Quanto à escolha entre ficar ao lado da Rússia ou dos EUA num eventual conflito deflagrado na região da Ucrânia, não teremos as opções de ficar em cima do muro. Alguns dizem: “Não fazemos parte da OTAN. Não precisamos nos envolver nessa briga”. Concordo. Todavia, não podemos esquecer que, no final de 2019, o presidente Donald Trump designou oficialmente o Brasil como aliado extra-Otan, ou seja, como parceiro militar preferencial do país fora da Organização do Tratado do Atlântico Norte (Otan). O posto facilita a aquisição de tecnologia bélica e armamentos dos EUA, além de outras vantagens. Porém, a grande questão é que, no dia no dia 1º de janeiro deste ano, o Brasil assumiu o posto de membro não permanente do Conselho de Segurança da ONU. E o Secretário de Estado americano já nos intimou a votarmos a favor dos EUA numa eventual deflagração de um conflito com os russos. Este é o motivo pelo qual, desta vez, não poderemos manter a neutralidade na disputa entre Washington e Moscou, que, segundo alguns analistas, pode ter uma forte escalada ainda em janeiro, com uma possível invasão russa ao território ucraniano.

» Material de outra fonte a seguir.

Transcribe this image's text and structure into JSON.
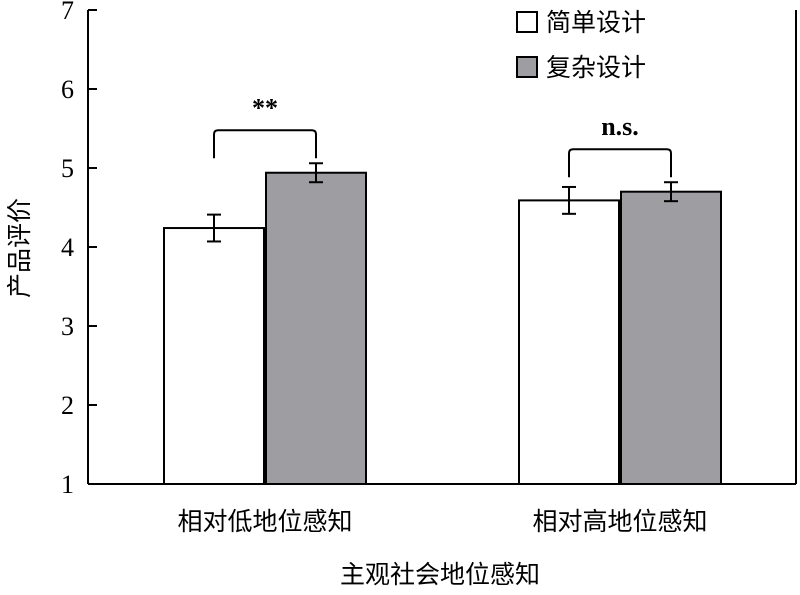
{
  "chart_data": {
    "type": "bar",
    "categories": [
      "相对低地位感知",
      "相对高地位感知"
    ],
    "series": [
      {
        "name": "简单设计",
        "values": [
          4.24,
          4.59
        ],
        "errors": [
          0.17,
          0.17
        ],
        "color": "#ffffff"
      },
      {
        "name": "复杂设计",
        "values": [
          4.94,
          4.7
        ],
        "errors": [
          0.12,
          0.12
        ],
        "color": "#9e9ea2"
      }
    ],
    "title": "",
    "xlabel": "主观社会地位感知",
    "ylabel": "产品评价",
    "ylim": [
      1,
      7
    ],
    "yticks": [
      "1",
      "2",
      "3",
      "4",
      "5",
      "6",
      "7"
    ],
    "legend_position": "top-right",
    "grid": false,
    "annotations": [
      {
        "category_index": 0,
        "text": "**"
      },
      {
        "category_index": 1,
        "text": "n.s."
      }
    ]
  }
}
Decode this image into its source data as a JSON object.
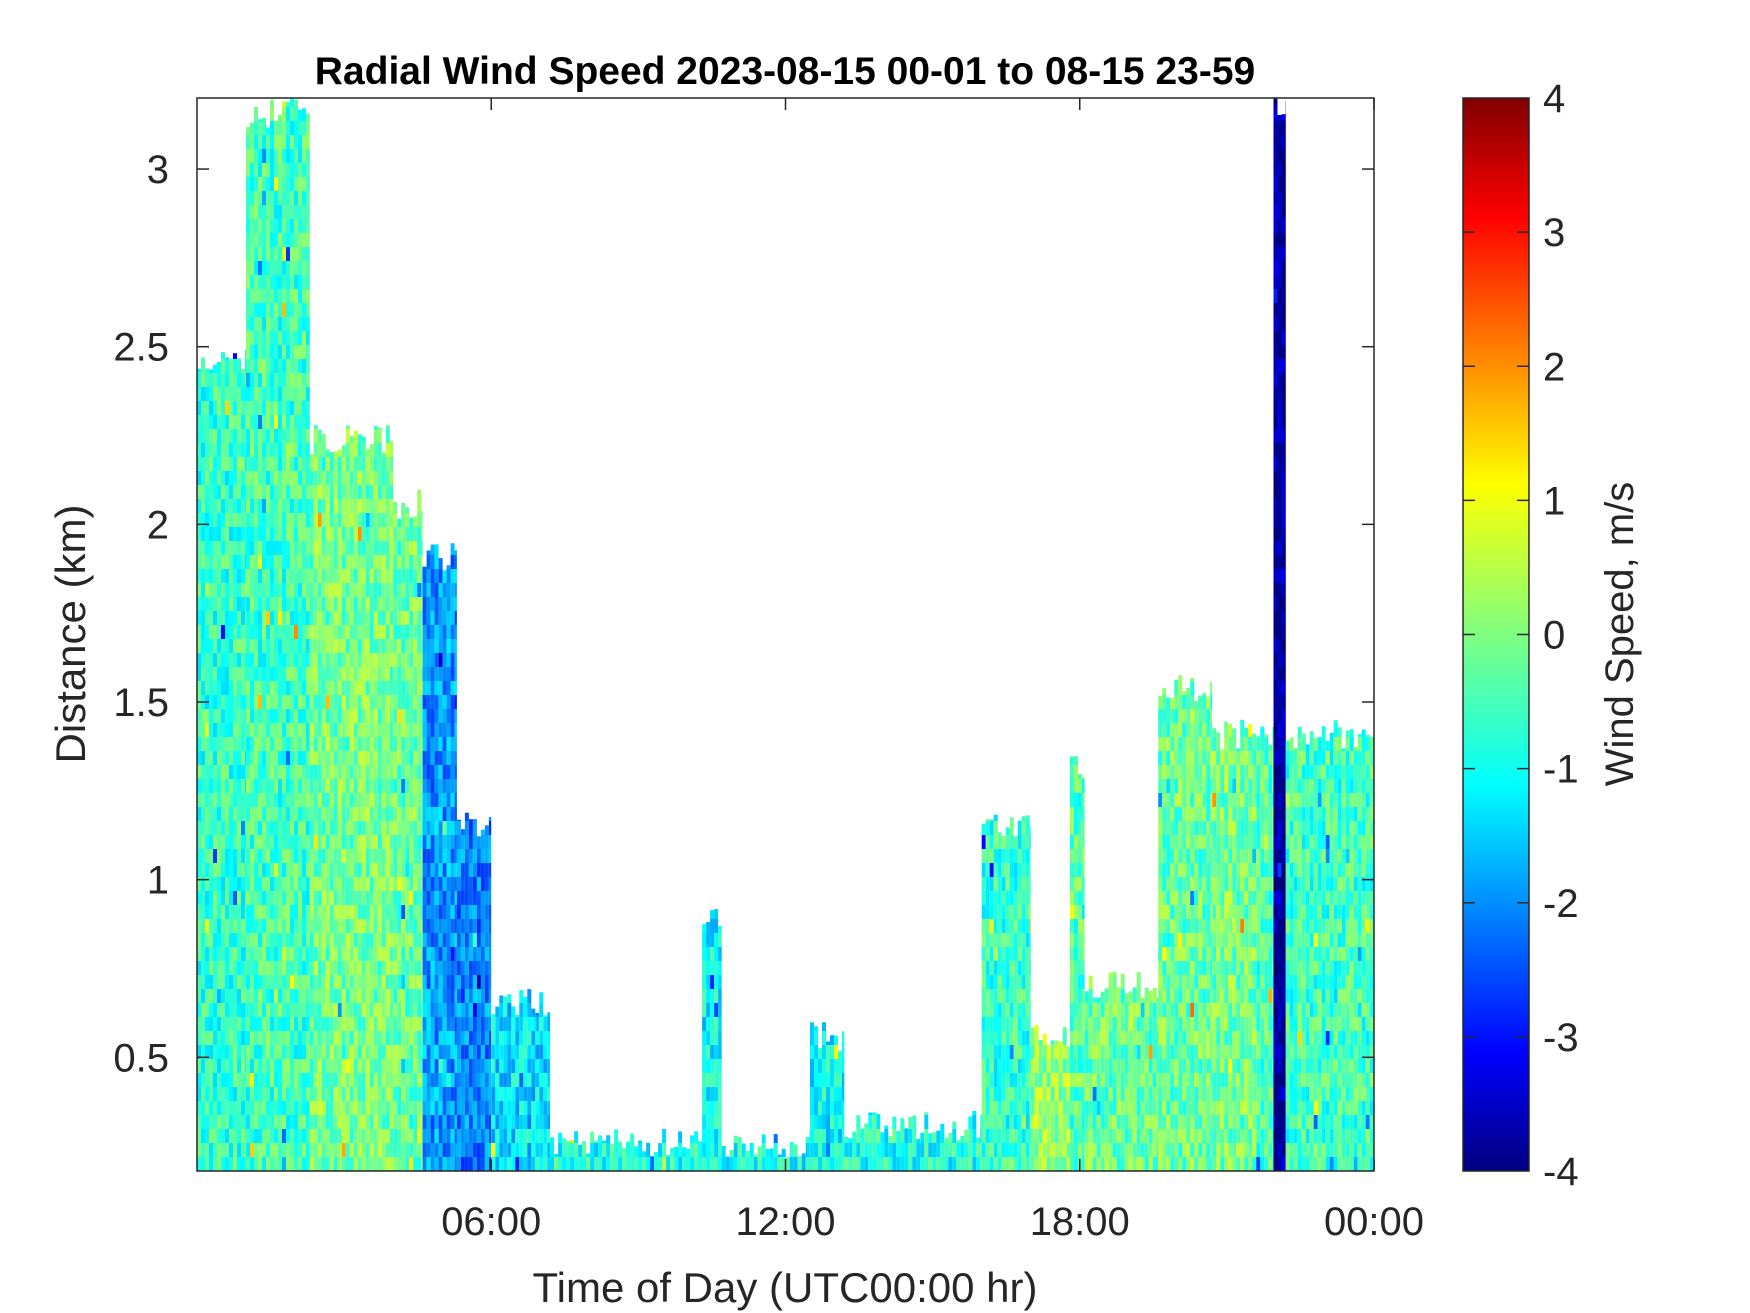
{
  "chart_data": {
    "type": "heatmap",
    "title": "Radial Wind Speed 2023-08-15 00-01 to 08-15 23-59",
    "xlabel": "Time of Day (UTC00:00 hr)",
    "ylabel": "Distance (km)",
    "xlim": [
      0,
      24
    ],
    "ylim": [
      0.18,
      3.2
    ],
    "x_ticks": [
      {
        "value": 6,
        "label": "06:00"
      },
      {
        "value": 12,
        "label": "12:00"
      },
      {
        "value": 18,
        "label": "18:00"
      },
      {
        "value": 24,
        "label": "00:00"
      }
    ],
    "y_ticks": [
      {
        "value": 0.5,
        "label": "0.5"
      },
      {
        "value": 1,
        "label": "1"
      },
      {
        "value": 1.5,
        "label": "1.5"
      },
      {
        "value": 2,
        "label": "2"
      },
      {
        "value": 2.5,
        "label": "2.5"
      },
      {
        "value": 3,
        "label": "3"
      }
    ],
    "colorbar": {
      "label": "Wind Speed, m/s",
      "colormap": "jet",
      "clim": [
        -4,
        4
      ],
      "ticks": [
        {
          "value": 4,
          "label": "4"
        },
        {
          "value": 3,
          "label": "3"
        },
        {
          "value": 2,
          "label": "2"
        },
        {
          "value": 1,
          "label": "1"
        },
        {
          "value": 0,
          "label": "0"
        },
        {
          "value": -1,
          "label": "-1"
        },
        {
          "value": -2,
          "label": "-2"
        },
        {
          "value": -3,
          "label": "-3"
        },
        {
          "value": -4,
          "label": "-4"
        }
      ]
    },
    "regions": [
      {
        "t0": 0.0,
        "t1": 1.0,
        "top_km": 2.5,
        "mean_ms": -0.6
      },
      {
        "t0": 1.0,
        "t1": 2.3,
        "top_km": 3.2,
        "mean_ms": -0.5
      },
      {
        "t0": 2.3,
        "t1": 4.0,
        "top_km": 2.28,
        "mean_ms": -0.1
      },
      {
        "t0": 4.0,
        "t1": 4.6,
        "top_km": 2.1,
        "mean_ms": -0.2
      },
      {
        "t0": 4.6,
        "t1": 5.3,
        "top_km": 1.95,
        "mean_ms": -1.8
      },
      {
        "t0": 5.3,
        "t1": 6.0,
        "top_km": 1.2,
        "mean_ms": -2.0
      },
      {
        "t0": 6.0,
        "t1": 7.2,
        "top_km": 0.7,
        "mean_ms": -1.2
      },
      {
        "t0": 7.2,
        "t1": 10.3,
        "top_km": 0.3,
        "mean_ms": -0.8
      },
      {
        "t0": 10.3,
        "t1": 10.7,
        "top_km": 0.95,
        "mean_ms": -1.0
      },
      {
        "t0": 10.7,
        "t1": 12.5,
        "top_km": 0.3,
        "mean_ms": -0.9
      },
      {
        "t0": 12.5,
        "t1": 13.2,
        "top_km": 0.6,
        "mean_ms": -1.0
      },
      {
        "t0": 13.2,
        "t1": 16.0,
        "top_km": 0.35,
        "mean_ms": -0.8
      },
      {
        "t0": 16.0,
        "t1": 17.0,
        "top_km": 1.2,
        "mean_ms": -0.6
      },
      {
        "t0": 17.0,
        "t1": 17.8,
        "top_km": 0.6,
        "mean_ms": 0.2
      },
      {
        "t0": 17.8,
        "t1": 18.1,
        "top_km": 1.35,
        "mean_ms": -0.4
      },
      {
        "t0": 18.1,
        "t1": 19.6,
        "top_km": 0.75,
        "mean_ms": -0.2
      },
      {
        "t0": 19.6,
        "t1": 20.7,
        "top_km": 1.58,
        "mean_ms": -0.2
      },
      {
        "t0": 20.7,
        "t1": 21.6,
        "top_km": 1.45,
        "mean_ms": -0.1
      },
      {
        "t0": 21.6,
        "t1": 21.95,
        "top_km": 1.45,
        "mean_ms": -0.4
      },
      {
        "t0": 21.95,
        "t1": 22.2,
        "top_km": 3.2,
        "mean_ms": -3.8
      },
      {
        "t0": 22.2,
        "t1": 24.0,
        "top_km": 1.45,
        "mean_ms": -0.5
      }
    ]
  }
}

Nos últimos meses, os russos ajudaram o Brasil quando os chineses interromperam a compra da carne brasileira, sob alegações de suspeita de vaca louca. Isso gerou um prejuízo bilionário para os frigoríficos nacionais. Em meio a este impasse, Moscou decidiu comprar 300 mil toneladas de nossa proteína animal, com seis meses de isenção das taxas de importação, que giram em torno de 15%. Além disso, eles também nos ajudaram com o envio de insumos para a agricultura. Isso, depois que a Bielorrússia, um dos maiores produtores globais, avisou que não poderia entregar as encomendadas já contratadas, o que poderia atrapalhar ainda mais nossa produção, já atrapalhada pela crise logística internacional, por duas geadas e pela seca histórica que enfrentamos. Por outro lado, uma posição a favor da Rússia já gerou desconforto com os suecos, que fecharam importante parceria com nossa aeronáutica, com envio dos caças Gripen. Já recebemos o primeiro lote das aeronaves. Mas uma postura de maior aproximação com Moscou poderia comprometer a continuidade da parceria. E agora?

Fato é que, mais cedo ou mais, o Brasil terá que fazer uma escolha vital, quase existencial. Isso pode nos trazer novos amigos, mas também inimigos poderosos. Que Deus conceda sabedoria aos tomadores de decisão quando o dia chegar.